This question paper must not be removed from the examination hall.
Paper SBR
(a) Share based payments Manding is a listed manufacturer and retail conglomerate. At the start of the accounting period Manding implemented a share option plan for key employees. Under the terms of the plan staff were granted options to subscribe to the company9s shares for $10 per share if the individual remains a Manding employee at the end of a three-year vesting period. At the reporting date the company9s share price has fallen to $8 per share. On this basis the finance director considers that these options now have no value and accordingly their issue has not been reflected in the financial statements.

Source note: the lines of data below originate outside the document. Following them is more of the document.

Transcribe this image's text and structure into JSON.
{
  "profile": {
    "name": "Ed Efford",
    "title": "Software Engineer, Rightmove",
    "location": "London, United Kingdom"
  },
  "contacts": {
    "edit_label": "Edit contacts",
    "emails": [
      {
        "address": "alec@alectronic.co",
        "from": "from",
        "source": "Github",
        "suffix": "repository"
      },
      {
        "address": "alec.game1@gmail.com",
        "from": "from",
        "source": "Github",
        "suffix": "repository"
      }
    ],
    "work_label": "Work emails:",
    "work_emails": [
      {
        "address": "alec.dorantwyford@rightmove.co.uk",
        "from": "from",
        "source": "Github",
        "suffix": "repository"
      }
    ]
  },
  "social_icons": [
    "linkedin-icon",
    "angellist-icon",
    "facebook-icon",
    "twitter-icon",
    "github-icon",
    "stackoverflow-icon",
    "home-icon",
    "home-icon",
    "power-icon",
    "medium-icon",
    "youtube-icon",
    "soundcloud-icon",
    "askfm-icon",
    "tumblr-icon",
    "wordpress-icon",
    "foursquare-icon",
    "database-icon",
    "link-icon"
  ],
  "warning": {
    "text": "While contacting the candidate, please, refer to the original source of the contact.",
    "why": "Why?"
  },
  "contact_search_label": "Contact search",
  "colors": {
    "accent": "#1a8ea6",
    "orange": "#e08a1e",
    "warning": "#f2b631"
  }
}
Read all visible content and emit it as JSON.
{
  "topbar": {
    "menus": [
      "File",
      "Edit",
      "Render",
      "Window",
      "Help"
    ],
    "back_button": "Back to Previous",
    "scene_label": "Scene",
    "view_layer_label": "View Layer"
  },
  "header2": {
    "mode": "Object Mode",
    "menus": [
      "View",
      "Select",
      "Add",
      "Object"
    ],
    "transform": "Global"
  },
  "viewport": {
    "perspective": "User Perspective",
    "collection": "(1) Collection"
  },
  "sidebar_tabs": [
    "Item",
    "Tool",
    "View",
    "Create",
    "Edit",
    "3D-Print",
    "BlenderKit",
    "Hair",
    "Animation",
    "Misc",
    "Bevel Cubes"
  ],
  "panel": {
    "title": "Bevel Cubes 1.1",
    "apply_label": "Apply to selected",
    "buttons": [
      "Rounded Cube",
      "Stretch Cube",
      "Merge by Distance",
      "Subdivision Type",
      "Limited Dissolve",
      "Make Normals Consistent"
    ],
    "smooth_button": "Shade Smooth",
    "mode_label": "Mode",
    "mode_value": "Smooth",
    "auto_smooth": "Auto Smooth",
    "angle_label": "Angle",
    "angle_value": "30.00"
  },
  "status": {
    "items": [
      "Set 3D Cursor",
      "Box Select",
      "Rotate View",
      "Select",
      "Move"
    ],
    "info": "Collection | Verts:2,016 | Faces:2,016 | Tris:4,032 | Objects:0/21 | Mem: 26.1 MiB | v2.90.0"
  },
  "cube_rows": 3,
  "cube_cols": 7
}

Discuss the appropriate accounting treatments which Manding should adopt for the issues identified. (3 marks)
(b) Acquisition of perfume brands Another company Corbel Co trades in the perfume sector. The current financial year end is 31 December 20X7. Corbel Co has acquired two other perfume brand names to prevent rival companies acquiring them.
The first perfume (Locust) has been sold successfully for many years and has an established market. The second is a new perfume which has been named after a famous actor (Clara) who intends to promote the product. The directors of Corbel Co believe that the two perfume brand names have an indefinite life.
Discuss the accounting issues relating to Corbel Co’s financial statements for the year ended 31 December 20X7 in accordance with IFRS standards on how to account for intangible assets with an indefinite life and whether the Locust and Clara perfume brand names can be regarded as having an indefinite life; (4 marks)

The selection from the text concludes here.